One of our relationships that needs the most healing, the most attention is our relationship with all living things that share this planet with us. The truth of the matter is, we have alienated ourselves from the earth community by our exploitation of earth’s resources, living and not living. Because of our disconnect with the earth community we have done great damage to earth. We have done great damage to ourselves. As you’ve heard me say before; “the earth does not belong to us we belong to the earth and what we do to the earth we do to ourselves.”

Last December there was an article in the Star titled “Don’t fix the economy, change it”. A main topic of concern in Canada right now is the budget. The article talks about the ecological budget and the need for nations to plan their budgets around the ecological budget.

The article says “the ecological budget on which all life and consequently the human economy depend is already in dramatic deficit.” Why is this budget more important than the fiscal budget? The author claims that September 23, 2008 was Earth Overshoot Day. The period after Sept 23rd represents the time the human population causes an ecological deficit, using up the earth faster than the earth can regenerate. Every year Earth Overshoot Day comes earlier. This moving date tells the story of a global environment rapidly losing its ability to support life; accelerating climate change, the loss of species, the proliferation of ocean dead zones, diminishing fresh water resources. All these are indications of a harsh reality we avoid facing; that the global environment is rapidly losing its ability to support life, our life, all life.

This is heavy stuff but Lent is about heavy stuff, repentance, changing our mindsets and attitudes. If we are willing to use Lent as a time to take a serious look at the health and wholeness of our relationships then this is one relationship that needs our attention – our relationship with all living creatures that share the earth with us. We can use Lent to examine our life styles, the way we consume, the way we waste, the way we litter. Because of the economic crisis touching so many nations, including our own, people are going to have to make changes in the way they live their lives. Because of the ecological deficit facing the globe we are all going to have to look at the way we live upon the earth. We do this not because we have to but because we want to. We want to heal our relationships with every living creature that share earth with us.

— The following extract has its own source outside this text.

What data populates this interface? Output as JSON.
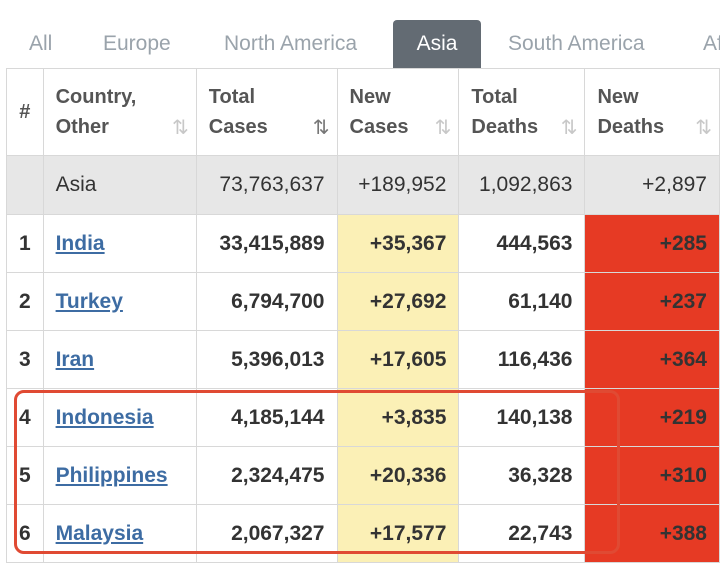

Think on this: our daily small actions multiplied by millions are having a devastating effect on the planet, but by the same token our daily positive actions multiplied by millions can have a healing effect on the planet. Two examples: think of how things have changed since people became more and more aware of the ill effects of smoking. Think of how things have changed since Loblaw’s started charging for plastic bags. Little things, but little things have a powerful impact.

As we continue to celebrate this Mass we can pray for ourselves and for each other that we all be blessed with the gift of repentance, a desire to change the way we think of and relate to God’s good creation. May we make our own this native prayer; Gracious God, give us hearts to understand; never to take from creation’s beauty more than we give; never to destroy wantonly for the furtherance of greed; never to deny to give our hands for the building of earth’s beauty; never to take from her what we cannot use. Give us hearts to understand that to destroy earth’s music is to create confusion; that to wreck her appearance is to blind us to beauty; that to callously pollute her fragrance it to make a house of stench; that as we care for her, she will care for us.